Au vu des conséquences graves que peut entrainer la dénutrition, la Haute Autorité de santé en a fait une priorité de santé publique. Il faut prévenir et traiter la dénutrition non seulement chez les personnes à risques mais également sur le reste de la population. Et cela est encore plus vrai en milieu hospitalier où la prise en charge de la dénutrition est très insuffisante. Pour cela, il est essentiel de sensibiliser le personnel soignant de tous les services de l’hôpital à cette problématique. Afin de faciliter le dépistage de la dénutrition, l’HAS a défini des critères d’évaluation qui prennent en compte l’indice de masse corporelle, la vitesse de la perte de poids et le taux d’albumine. Ces critères sont adaptés en fonction de l’âge de la personne selon qu’elle ait plus ou moins de 70 ans. Même si les causes de la dénutrition sont variables, des actions peuvent être mises en œuvre assez rapidement pour la prendre en charge, et adaptée selon le degré de sévérité de la dénutrition : ajuster l’alimentation, l’adapter aux goûts du patient pour stimuler son appétit, enrichir les plats, etc.
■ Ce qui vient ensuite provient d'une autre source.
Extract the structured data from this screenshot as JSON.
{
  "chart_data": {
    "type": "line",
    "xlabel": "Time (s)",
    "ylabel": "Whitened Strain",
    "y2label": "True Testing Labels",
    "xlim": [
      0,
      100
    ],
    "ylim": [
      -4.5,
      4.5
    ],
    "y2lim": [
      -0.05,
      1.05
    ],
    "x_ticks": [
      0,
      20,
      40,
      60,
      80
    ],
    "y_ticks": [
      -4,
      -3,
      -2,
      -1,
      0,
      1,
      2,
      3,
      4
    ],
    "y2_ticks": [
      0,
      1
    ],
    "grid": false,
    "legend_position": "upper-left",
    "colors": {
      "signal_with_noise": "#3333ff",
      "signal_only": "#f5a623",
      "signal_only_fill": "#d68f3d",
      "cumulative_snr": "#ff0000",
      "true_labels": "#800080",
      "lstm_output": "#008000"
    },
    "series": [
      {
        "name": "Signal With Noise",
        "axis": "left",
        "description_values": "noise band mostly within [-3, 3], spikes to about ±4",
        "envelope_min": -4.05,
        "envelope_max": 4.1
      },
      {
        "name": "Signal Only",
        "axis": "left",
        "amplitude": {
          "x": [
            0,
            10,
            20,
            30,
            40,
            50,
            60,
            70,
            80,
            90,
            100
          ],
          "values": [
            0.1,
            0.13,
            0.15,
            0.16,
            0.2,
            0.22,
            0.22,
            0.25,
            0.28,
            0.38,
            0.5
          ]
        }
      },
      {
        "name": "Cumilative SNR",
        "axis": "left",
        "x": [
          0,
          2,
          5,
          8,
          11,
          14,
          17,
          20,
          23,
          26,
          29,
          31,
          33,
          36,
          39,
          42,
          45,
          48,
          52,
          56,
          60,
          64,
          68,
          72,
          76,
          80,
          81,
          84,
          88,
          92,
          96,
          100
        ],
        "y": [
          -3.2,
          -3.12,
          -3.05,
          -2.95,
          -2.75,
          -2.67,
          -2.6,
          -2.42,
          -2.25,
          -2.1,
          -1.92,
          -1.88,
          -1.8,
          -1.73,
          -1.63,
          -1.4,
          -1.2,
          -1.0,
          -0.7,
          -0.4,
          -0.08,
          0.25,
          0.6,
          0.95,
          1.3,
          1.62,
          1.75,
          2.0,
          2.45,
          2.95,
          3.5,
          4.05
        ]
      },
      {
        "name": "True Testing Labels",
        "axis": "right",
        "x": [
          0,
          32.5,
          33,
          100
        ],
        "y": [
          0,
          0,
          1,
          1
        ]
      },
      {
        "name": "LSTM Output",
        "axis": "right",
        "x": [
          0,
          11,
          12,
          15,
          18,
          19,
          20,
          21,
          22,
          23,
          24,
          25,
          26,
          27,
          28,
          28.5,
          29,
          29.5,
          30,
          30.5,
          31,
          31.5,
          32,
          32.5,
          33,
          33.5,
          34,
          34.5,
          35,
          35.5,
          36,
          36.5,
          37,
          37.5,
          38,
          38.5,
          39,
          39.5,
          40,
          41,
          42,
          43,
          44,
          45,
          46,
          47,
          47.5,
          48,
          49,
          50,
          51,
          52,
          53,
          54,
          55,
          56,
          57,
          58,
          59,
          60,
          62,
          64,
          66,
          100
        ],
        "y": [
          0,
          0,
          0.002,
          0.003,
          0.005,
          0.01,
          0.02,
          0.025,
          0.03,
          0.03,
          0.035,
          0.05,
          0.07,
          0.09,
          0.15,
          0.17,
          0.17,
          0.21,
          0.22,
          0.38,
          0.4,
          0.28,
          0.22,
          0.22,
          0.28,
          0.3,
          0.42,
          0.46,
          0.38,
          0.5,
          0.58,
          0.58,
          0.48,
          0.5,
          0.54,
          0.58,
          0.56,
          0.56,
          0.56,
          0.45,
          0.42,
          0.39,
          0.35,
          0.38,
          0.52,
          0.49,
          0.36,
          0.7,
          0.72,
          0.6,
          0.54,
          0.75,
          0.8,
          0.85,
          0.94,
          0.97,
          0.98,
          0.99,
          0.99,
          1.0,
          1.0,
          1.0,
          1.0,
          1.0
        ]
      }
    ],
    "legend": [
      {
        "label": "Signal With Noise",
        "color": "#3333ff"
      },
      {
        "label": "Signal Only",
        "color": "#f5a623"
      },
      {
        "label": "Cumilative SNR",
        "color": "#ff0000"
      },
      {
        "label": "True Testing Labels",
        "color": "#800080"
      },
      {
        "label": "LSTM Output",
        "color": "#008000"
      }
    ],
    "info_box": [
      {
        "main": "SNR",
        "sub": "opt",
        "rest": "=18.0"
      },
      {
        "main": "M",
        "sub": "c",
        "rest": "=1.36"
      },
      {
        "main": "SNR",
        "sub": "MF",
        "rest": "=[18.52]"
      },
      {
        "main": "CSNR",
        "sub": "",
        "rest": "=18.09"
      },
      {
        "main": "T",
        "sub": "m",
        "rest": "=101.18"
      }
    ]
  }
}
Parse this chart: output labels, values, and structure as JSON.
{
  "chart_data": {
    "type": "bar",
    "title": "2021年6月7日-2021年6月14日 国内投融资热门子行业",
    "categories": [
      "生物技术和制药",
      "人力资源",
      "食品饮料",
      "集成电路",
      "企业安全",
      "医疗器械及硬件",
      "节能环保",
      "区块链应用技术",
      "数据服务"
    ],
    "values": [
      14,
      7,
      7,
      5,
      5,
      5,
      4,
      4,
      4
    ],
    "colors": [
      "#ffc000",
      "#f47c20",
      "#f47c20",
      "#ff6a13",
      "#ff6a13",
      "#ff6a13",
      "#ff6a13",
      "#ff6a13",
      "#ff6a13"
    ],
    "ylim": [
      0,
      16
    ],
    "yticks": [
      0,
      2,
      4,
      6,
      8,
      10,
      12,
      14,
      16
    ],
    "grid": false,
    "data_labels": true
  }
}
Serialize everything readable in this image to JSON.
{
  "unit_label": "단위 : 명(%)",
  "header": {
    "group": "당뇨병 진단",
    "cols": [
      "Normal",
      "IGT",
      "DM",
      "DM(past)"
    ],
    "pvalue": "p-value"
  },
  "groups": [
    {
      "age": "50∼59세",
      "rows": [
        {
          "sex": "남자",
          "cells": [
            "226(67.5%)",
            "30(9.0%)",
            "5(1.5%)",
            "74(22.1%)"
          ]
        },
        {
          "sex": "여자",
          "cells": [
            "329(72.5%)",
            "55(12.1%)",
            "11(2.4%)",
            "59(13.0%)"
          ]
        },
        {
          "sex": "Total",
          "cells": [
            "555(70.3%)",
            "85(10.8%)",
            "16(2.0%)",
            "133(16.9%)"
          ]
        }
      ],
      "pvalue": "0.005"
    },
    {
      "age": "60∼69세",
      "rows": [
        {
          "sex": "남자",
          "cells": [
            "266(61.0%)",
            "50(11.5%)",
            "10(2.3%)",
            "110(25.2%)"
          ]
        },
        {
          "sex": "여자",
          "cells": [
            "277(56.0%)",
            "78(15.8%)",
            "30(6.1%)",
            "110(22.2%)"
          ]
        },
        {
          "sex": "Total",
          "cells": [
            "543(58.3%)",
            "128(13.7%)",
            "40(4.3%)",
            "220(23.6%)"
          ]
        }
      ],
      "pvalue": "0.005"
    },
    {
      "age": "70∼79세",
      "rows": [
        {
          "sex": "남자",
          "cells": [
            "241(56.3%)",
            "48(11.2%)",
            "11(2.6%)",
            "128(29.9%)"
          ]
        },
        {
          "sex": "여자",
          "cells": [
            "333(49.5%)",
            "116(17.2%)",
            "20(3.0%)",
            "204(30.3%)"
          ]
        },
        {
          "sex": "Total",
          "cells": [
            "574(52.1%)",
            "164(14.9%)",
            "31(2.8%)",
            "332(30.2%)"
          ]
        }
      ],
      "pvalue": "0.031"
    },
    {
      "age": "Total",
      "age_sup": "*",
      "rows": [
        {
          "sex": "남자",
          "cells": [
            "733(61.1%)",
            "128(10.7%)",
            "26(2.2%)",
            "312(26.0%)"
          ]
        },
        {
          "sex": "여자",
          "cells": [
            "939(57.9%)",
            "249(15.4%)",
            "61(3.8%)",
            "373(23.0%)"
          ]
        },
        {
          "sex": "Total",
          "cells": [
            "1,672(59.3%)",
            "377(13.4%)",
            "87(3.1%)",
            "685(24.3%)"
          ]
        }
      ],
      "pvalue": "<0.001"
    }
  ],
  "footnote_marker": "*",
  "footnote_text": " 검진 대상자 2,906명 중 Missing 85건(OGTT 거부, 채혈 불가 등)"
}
Si rien n’y fait, les spécialistes peuvent avoir recours à la mise en place d’une nutrition artificielle par voie entérale ou parentérale. Et comme cela est le cas pour une grande majorité des pathologies, dépistée précocement la dénutrition peut être prise en charge rapidement.

Lutte contre la dénutrition au CHU de Poitiers

Au sein du CHU de Poitiers, le CLAN a pour mission d’améliorer le dépistage et la prise en charge des troubles nutritionnels chez les patients hospitalisés. Cette structure pluridisciplinaire, transversale et consultative associe des médecins, du personnel paramédical, des professionnels de la restauration et la direction générale. Le Dr Merckx Fraty et le Dr Amélie Jamet, respectivement présidente et membre du CLAN, soulignent l’importance de sensibiliser le personnel soignant à la dénutrition, pathologie encore insuffisamment prise en considération dans certains services dits moins à risques. « La dénutrition est un sujet vaste et difficile. Et il est vrai que dans les services, l’attention est portée davantage à la prise en charge de la pathologie aigue, la dénutrition n’étant pas toujours prise en considération comme soin à part entière. » Tout au long de l’année, le CLAN mène des actions pour que l’état nutritionnel des patients soit bien évalué. Dans le cadre de la semaine nationale de la dénutrition, soutenue par le Comité de lutte contre la dénutrition et l’ARS Nouvelle-Aquitaine, le CLAN a décidé d’installer un stand d’information dans le hall de Jean-Bernard le 18 novembre de 11h à 16h. Destiné en priorité au personnel hospitalier, ce stand permettra de sensibiliser le grand public à la problématique de la dénutrition. Une diffusion de documents à destination du personnel y sera organisée. Des manifestations similaires sont prévues sur les sites de Montmorillon et de Châtellerault.

[1]Les deux spécialistes accueillent également des patients avec des troubles alimentaires comme l’anorexie mentale qui ne bénéficiaient avant de suivi au CHU de Poitiers.